If you had to pick out a winner from Canada’s banking sector over the past year, Bank of Montreal would be a contender – raising the question of whether BMO is emerging as the top bet in the group. From the day when the Big Six banks began to roll out their fiscal first-quarter results on Feb. 24, to the conclusion of the reporting season on March 3, BMO’s shares gained 2.4 per cent.
While slightly behind Bank of Nova Scotia’s 3.1 per cent gain over this period, BMO easily outperformed the peer average.
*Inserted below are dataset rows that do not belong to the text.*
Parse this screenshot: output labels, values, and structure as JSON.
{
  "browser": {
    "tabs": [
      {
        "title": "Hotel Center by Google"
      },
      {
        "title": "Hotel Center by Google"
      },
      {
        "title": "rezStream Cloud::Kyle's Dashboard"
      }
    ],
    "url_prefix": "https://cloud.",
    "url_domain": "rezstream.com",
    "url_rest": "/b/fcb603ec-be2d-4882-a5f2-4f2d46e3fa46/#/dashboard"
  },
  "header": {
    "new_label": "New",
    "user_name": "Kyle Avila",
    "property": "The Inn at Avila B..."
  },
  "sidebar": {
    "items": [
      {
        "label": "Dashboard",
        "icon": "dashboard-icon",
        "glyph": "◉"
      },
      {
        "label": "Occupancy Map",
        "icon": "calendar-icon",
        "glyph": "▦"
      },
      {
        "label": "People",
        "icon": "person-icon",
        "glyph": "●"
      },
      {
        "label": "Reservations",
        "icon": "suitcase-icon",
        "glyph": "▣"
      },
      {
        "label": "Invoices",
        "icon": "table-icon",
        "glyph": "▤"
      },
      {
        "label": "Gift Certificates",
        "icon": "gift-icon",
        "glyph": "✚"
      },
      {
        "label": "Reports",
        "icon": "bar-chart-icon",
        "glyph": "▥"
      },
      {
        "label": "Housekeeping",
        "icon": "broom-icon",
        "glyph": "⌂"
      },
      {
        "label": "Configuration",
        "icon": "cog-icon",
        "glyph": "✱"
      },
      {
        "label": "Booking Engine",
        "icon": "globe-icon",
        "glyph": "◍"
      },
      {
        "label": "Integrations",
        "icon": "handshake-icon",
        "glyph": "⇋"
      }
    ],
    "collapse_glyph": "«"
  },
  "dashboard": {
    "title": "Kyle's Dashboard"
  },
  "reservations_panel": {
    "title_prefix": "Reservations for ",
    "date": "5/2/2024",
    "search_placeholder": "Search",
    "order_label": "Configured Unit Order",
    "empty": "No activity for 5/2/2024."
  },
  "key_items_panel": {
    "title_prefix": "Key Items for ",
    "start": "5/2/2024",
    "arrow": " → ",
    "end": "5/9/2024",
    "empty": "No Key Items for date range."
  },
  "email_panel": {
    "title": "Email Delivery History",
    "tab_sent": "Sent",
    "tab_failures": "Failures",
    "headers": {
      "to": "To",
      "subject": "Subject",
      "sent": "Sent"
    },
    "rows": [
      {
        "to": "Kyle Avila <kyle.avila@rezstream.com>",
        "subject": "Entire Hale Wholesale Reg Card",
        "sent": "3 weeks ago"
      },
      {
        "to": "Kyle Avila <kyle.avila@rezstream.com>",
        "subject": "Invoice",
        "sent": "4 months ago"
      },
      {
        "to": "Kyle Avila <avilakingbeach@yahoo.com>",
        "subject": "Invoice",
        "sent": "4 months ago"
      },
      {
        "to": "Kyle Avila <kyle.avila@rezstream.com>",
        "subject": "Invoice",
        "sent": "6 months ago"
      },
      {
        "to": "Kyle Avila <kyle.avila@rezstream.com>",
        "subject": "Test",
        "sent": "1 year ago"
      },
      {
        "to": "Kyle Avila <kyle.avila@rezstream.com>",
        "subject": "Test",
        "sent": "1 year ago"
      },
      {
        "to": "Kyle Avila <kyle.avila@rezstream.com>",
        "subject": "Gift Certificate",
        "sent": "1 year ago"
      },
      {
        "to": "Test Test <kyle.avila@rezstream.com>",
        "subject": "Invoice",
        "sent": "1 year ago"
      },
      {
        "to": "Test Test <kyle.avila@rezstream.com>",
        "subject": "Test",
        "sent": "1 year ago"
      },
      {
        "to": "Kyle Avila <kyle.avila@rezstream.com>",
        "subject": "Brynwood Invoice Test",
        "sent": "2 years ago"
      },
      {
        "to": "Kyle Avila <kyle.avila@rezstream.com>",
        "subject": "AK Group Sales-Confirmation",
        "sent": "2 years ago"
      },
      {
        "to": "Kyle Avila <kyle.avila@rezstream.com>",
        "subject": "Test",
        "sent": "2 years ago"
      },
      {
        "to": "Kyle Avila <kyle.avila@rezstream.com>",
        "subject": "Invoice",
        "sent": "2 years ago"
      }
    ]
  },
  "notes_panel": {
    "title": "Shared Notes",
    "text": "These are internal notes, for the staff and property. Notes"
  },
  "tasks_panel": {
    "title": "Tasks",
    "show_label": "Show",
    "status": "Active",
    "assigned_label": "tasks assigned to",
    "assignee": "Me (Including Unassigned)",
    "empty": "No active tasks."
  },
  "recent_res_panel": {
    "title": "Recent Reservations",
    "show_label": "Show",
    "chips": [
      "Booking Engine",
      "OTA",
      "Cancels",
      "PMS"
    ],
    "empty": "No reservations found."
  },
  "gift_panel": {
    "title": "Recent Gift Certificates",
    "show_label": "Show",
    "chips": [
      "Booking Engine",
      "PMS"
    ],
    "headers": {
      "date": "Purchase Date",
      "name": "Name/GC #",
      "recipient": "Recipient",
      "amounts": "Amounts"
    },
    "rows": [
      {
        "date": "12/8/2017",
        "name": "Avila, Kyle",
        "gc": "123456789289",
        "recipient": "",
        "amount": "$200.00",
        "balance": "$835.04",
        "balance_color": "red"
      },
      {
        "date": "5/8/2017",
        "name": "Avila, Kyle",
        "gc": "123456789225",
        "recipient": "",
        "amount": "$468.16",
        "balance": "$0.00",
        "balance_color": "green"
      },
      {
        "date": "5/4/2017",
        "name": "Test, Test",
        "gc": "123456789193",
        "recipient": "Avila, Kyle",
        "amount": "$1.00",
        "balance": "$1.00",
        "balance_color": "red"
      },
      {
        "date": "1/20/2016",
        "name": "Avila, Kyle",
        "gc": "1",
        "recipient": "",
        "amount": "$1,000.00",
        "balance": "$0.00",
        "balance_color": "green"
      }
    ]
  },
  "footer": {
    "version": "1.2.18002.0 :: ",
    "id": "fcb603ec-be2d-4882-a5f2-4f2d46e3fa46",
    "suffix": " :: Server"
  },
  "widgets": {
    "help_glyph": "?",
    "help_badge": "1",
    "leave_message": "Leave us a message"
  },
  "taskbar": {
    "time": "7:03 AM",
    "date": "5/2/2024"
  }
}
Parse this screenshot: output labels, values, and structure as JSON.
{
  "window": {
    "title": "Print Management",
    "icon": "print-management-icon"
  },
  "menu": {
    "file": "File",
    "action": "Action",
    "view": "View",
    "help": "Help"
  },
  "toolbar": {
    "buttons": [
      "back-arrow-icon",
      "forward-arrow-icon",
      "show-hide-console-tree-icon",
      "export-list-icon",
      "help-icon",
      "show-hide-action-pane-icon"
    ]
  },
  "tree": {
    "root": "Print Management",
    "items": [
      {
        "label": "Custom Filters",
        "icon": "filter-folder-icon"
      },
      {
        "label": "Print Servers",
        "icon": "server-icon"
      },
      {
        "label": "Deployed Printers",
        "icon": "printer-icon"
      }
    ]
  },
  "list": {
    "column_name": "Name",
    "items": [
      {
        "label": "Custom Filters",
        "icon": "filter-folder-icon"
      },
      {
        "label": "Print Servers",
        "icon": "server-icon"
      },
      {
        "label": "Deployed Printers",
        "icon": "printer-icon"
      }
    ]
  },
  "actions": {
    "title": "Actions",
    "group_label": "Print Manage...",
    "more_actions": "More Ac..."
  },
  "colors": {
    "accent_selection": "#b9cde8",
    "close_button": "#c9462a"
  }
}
What’s more, BMO – Canada’s fourth-largest bank, based on assets – has outperformed all of its peers over the past 52 weeks, with a gain of 38 per cent or a substantial 10 percentage points above the average.
What is BMO doing right?
Part of the explanation relates to the simple fact that the shares have looked cheap relative to the bank’s estimated profits.
According to a year-old report from RBC Dominion Securities, BMO shares traded at 8.7 times estimated 2022 earnings in February, 2021. That was the lowest price-to-earnings ratio among the Big Six, and it suggested that the shares were reflecting relatively low expectations.
The shares remained the cheapest in the group heading into the latest quarterly reporting season as well.
Using a similar report from RBC from mid-February, BMO’s shares had a price-to-earnings ratio of 9.5, based on estimated 2023 earnings. That was the lowest of the Big Six and well below Toronto-Dominion Bank’s premium P/E of 11.6.
Low valuations might not be attractive if a bank is reporting lacklustre profit growth. But BMO is no slouch: Its net earnings for the first quarter, ended Jan. 31, increased by 46 per cent from the same quarter last year.
Analysts often prefer to look at adjusted figures that ignore unusual sources of profit. This gives them a better sense of how a bank is performing on a day-to-day basis.
But even here, BMO shone in the first quarter, owing partly to strong trading revenue and commercial lending growth in Canada and the United States. After ignoring gains from the bank’s hedging and the sale of its European asset-management business, its adjusted earnings increased by 27 per cent over the past year, beating all peers.
What’s more, the adjusted earnings result exceeded analysts’ estimates by nearly 19 per cent – just shy of National Bank of Canada’s earnings “beat” but well ahead of the other four big banks.
BMO isn’t just succeeding with profit growth, though. The bank is also winning praise among analysts for ratcheting up efficiency by its keeping expenses in check.
“BMO is the top-performing Big Six bank over the past 12 months, in large part due to an easy-to-appreciate ‘story’: efficiency momentum,” Gabriel Dechaine, an analyst at National Bank of Canada, said in a research note released just before the start of the earnings season.
The bank’s efficiency ratio – which compares operating costs with revenue – declined to 53 per cent in the first quarter, down from 56 per cent in 2021 and 60 per cent in 2020. A low ratio is better, because it means that revenues are growing faster than expenses.
Clearly, BMO is demonstrating to investors that its stock deserves a higher valuation. What’s less clear is whether the bank will continue its winning streak.
Much depends on its deal to expand its U.S. footprint with the acquisition of San Francisco-based Bank of the West, which was announced in December. At a purchase price of $17.1-billion, it’s the biggest-ever U.S. acquisition by a Canadian bank.
But the deal is not expected to close until later this year. That leaves months of uncertainty among investors, particularly over how many new shares BMO will issue to help finance the acquisition – leading to potential shareholder dilution, as profits are spread out among more shares.
Since BMO is performing well and building up its capital reserves, analysts are sounding more upbeat about the deal as the threat of dilution subsides.
“While BMO is still projecting that it will need to raise $2.7-billion in the open market, we increasingly believe that this figure is unlikely to get larger,” Meny Grauman, an analyst at Bank of Nova Scotia, said in a note.
New share issuance could even be smaller, he added, if regulatory approval takes longer than expected and BMO builds up even more capital.